In their present condition the four guns would provide very little protection, but you do what you can. Everyone aboard the Princess Cecile was pulling his weight in the best tradition of the RCN.

Daniel replaced his Attack Screen with the Plot Position Indicator. The near misses had rattled the Bremse’s captain: the Alliance vessel was accelerating at over two gravities on a course skewed from any she’d been following to that point.

In a minute or two the Alliance commander would realize those missiles had been a one-off chance which the Princess Cecile couldn’t repeat. The cruiser/minelayer would turn onto a following course and run down a quarry which could no longer use the planet as a shield.

Daniel rotated the corvette and increased thrust, climbing up from Kostroma’s gravity well. They’d head out of the system for as long as they could. He felt his cheeks sag under acceleration. A fifteen percent chance of success had really been pretty good, given the odds he and his crew were facing.

They had no chance at all now.

Adele ran the system architecture a third time, searching for the lockout that protected the Bremse from its own mines. She was sure that the safety device was a separate chip, not software within the main command and control unit.

She was sure of that, but she couldn’t find any place within the design for the chip to reside. And the lockout wasn’t in the software either!

The living guards were bound with wire and floating in the middle of the concourse. One had bandages on his arm and forehead; the other’s broken limb was taped to his chest. The technicians from Willoughby were unharmed but as silent as the two drifting corpses.

The four Cinnabar sailors clustered around a programming alcove which they’d set to display the planetary environs. Adele glanced toward them out of frustration. She was doing something wrong. She hadn’t been sure she could remove the lockout, but she hadn’t expected any difficulty in locating it.

Woetjans looked grim in stark contrast to her ready cheerfulness as the cutter approached the control node. All the sailors looked grim.

“Mistress?” the petty officer said as she caught Adele’s eye. “Is there anything we can do to help Mr. Leary? They’re going for the high jump if we don’t.”

“If you can find the damned lockout chip that prevents the mines from engaging the ship that laid them, then we can do something,” Adele said in a voice so savage that she wouldn’t have recognized it herself.

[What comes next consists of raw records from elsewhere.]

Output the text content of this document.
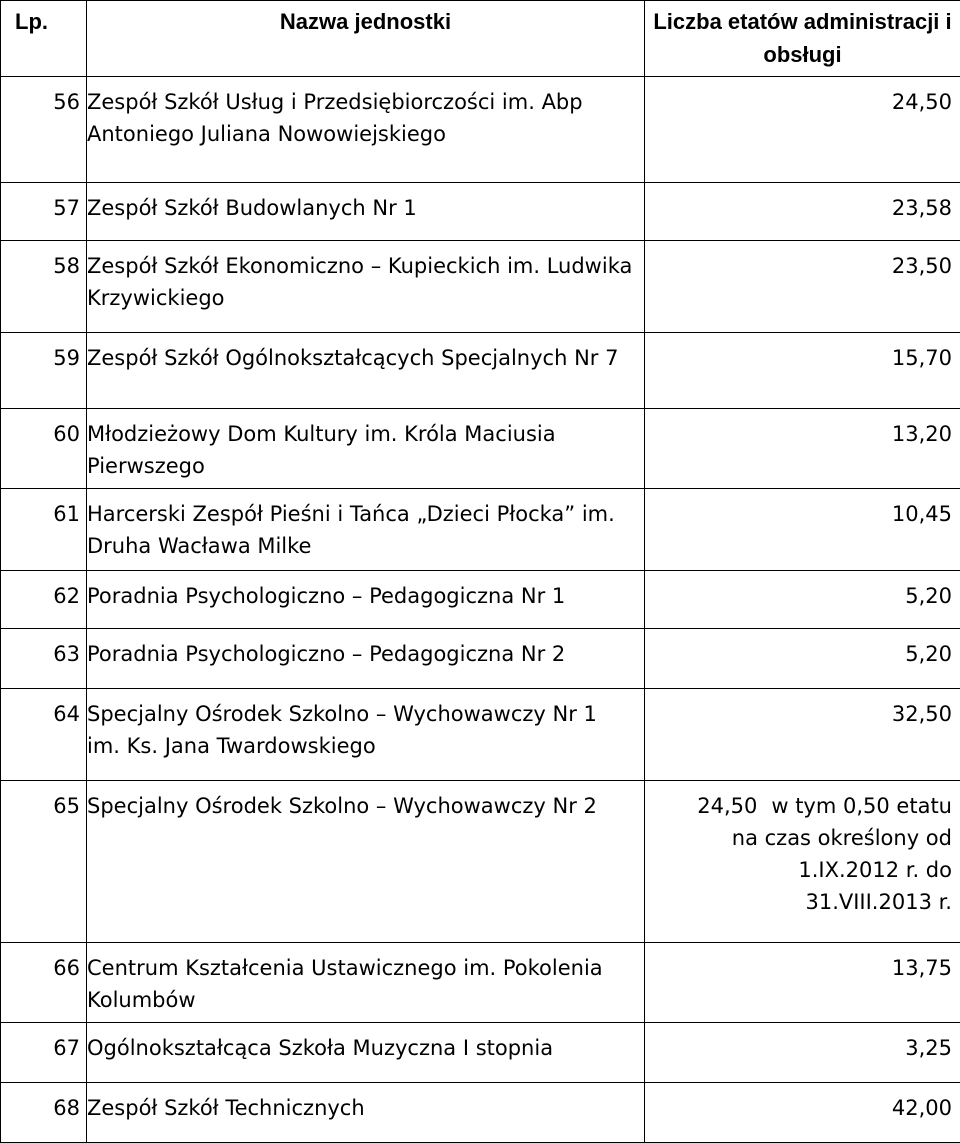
Lp.	Nazwa jednostki	Liczba etatów administracji i obsługi
56	Zespół Szkół Usług i Przedsiębiorczości im. Abp Antoniego Juliana Nowowiejskiego	24,50
57	Zespół Szkół Budowlanych Nr 1	23,58
58	Zespół Szkół Ekonomiczno – Kupieckich im. Ludwika Krzywickiego	23,50
59	Zespół Szkół Ogólnokształcących Specjalnych Nr 7	15,70
60	Młodzieżowy Dom Kultury im. Króla Maciusia Pierwszego	13,20
61	Harcerski Zespół Pieśni i Tańca „Dzieci Płocka” im. Druha Wacława Milke	10,45
62	Poradnia Psychologiczno – Pedagogiczna Nr 1	5,20
63	Poradnia Psychologiczno – Pedagogiczna Nr 2	5,20
64	Specjalny Ośrodek Szkolno – Wychowawczy Nr 1 im. Ks. Jana Twardowskiego	32,50
65	Specjalny Ośrodek Szkolno – Wychowawczy Nr 2	24,50 w tym 0,50 etatu
na czas określony od
1.IX.2012 r. do
31.VIII.2013 r.

66	Centrum Kształcenia Ustawicznego im. Pokolenia Kolumbów	13,75
67	Ogólnokształcąca Szkoła Muzyczna I stopnia	3,25
68	Zespół Szkół Technicznych	42,00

“Mistress?” said the eldest of the programmers. “That’s part of the sensor receiver, not the control system. It’s in the third chassis slot and has a blue band across it.”

“Where?” said Woetjans.

Another programmer turned to the console beside him. “This one!” he said.

The cover panel had quick-release fittings. The programmer was fumbling with them when Lamsoe, Barnes and Dasi arrived together. The sailors brushed him out of the way with as little concern as Woetjans showed for the floating corpse with which she collided on her way to the unit.